Homelessness is no stranger issue to society. Pretty much every country and every city has some number of people living on the streets or in a shelter, especially in an unstable economic time like today. However, in the city of Los Angeles, the homelessness problem has been prevalent for what now feels like forever. Growing up I can recall seeing the giant encampments of homeless people alongside the streets, or people asking my family and I for our spare change as we walked on the 3rd street promenade; this unfortunately seems to be a universal experience for all those living in the city. In other words, I doubt that I’m the only person in this class that made their WP3 about homelessness in LA.
The debate about this topic is unique, though. There is no question that homelessness is a crisis that must be amended: to clarify, it isn’t a question of whether or not it’s “good” or “bad.” The debate instead revolves around what kind of action the city and its citizens should be taking to find the homeless a safe, proper home off the streets.

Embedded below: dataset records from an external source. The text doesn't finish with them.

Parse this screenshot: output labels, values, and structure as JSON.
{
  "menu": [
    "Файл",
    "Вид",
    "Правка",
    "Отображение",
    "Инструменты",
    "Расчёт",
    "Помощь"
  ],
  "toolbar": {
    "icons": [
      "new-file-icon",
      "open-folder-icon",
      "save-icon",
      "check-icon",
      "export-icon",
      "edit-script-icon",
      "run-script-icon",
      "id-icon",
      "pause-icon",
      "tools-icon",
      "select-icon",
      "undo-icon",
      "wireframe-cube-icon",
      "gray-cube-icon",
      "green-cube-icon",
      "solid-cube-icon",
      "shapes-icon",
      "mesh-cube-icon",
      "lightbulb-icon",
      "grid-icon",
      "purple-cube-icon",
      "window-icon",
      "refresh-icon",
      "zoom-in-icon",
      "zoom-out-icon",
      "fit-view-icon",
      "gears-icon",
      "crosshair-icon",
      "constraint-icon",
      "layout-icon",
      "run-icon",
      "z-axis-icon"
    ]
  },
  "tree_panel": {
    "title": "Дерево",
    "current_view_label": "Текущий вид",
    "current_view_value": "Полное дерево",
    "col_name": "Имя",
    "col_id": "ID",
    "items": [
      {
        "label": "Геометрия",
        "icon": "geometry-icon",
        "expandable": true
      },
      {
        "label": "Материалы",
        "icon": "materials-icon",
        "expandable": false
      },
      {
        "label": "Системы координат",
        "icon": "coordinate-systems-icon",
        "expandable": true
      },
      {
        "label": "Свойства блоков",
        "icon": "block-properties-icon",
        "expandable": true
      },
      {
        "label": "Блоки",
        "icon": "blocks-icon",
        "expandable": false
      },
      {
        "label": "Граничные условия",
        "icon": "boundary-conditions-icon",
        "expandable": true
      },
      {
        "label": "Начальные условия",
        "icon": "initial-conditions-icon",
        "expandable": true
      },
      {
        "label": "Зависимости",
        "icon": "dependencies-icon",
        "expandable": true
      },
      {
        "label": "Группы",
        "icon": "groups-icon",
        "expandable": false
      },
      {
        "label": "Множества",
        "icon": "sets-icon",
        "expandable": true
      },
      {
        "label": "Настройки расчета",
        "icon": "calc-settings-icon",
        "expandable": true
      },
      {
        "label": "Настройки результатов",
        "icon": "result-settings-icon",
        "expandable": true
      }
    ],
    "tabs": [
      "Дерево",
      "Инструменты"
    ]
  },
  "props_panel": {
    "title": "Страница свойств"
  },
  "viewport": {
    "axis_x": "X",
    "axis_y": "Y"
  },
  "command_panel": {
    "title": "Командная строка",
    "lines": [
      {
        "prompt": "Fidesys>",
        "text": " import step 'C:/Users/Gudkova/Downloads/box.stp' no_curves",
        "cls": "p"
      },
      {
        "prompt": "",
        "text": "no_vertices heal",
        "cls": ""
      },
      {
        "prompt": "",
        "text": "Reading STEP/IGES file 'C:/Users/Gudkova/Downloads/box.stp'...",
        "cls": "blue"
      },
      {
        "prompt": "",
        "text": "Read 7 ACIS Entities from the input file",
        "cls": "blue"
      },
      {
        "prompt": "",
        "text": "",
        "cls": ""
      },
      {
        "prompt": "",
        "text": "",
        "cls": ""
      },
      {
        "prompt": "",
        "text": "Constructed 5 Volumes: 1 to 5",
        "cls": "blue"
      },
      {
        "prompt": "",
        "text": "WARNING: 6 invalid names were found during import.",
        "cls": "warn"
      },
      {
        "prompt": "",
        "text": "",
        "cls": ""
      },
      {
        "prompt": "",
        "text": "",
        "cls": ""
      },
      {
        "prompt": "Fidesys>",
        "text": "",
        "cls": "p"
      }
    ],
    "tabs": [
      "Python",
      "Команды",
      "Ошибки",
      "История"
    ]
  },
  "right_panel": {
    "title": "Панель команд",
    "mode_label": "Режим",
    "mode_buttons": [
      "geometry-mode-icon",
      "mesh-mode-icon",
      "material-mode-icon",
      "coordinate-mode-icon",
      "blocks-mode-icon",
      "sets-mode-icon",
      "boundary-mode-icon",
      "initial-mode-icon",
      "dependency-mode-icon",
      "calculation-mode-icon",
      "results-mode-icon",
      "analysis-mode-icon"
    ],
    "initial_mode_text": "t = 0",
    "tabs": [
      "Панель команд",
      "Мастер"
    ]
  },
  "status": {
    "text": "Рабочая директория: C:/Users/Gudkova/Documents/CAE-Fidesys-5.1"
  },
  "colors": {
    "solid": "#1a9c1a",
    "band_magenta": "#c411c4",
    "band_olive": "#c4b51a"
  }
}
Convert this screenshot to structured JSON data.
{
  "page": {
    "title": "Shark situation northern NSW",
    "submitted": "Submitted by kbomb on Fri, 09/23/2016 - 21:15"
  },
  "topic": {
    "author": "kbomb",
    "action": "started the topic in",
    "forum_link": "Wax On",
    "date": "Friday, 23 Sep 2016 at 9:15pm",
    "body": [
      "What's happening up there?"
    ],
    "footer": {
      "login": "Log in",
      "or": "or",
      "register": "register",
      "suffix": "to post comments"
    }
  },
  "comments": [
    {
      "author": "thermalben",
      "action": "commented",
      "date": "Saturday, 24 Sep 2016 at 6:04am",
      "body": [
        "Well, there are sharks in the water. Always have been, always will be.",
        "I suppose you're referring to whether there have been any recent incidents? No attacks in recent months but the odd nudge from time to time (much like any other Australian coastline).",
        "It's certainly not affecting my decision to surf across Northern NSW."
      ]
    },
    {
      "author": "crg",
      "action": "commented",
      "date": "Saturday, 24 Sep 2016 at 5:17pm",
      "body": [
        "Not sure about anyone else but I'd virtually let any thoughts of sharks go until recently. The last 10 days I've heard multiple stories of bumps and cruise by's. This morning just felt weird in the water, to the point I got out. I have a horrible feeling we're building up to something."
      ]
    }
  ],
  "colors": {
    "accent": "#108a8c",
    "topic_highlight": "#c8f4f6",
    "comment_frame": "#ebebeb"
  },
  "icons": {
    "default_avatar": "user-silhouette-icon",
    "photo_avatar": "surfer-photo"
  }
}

In trying to find the right solution, we must rule out the tactics we have used in the past. I mean, if they had worked, we wouldn’t still be in the homeless crisis we are today. For example, LA mayor Eric Garcetti’s strategy mainly included opening up more temporary housing. The goal, according to Garcetti, is to provide housing “on location, on site, so that eventually we not only put a roof over their heads, but eventually get them on a path to recovery” (Garcetti, 2018). In other words, Garcetti’s plan was to build more temporary shelters that homeless people could access while they searched for permanent housing. Though this plan makes sense on paper, it was very reliant upon the idea that homeless people WANT to be off the streets. I’m not saying that creating more housing is bad, it makes sense: homeless people need houses! But what actually ended up happening was that many people did NOT want to be in those houses, especially after the surge in cases at these facilities. Having taken these factors into consideration, we now know that a “housing first” initiative is not effective.
This is one of many solutions that has failed the homeless population in LA. From mental health facilities, to arrests, to legalizing encampments as temporary housing, the city of LA has not done all that it can to finally give these people the home they deserve. We know what didn’t work, and now we can use what we know to find a solution that does.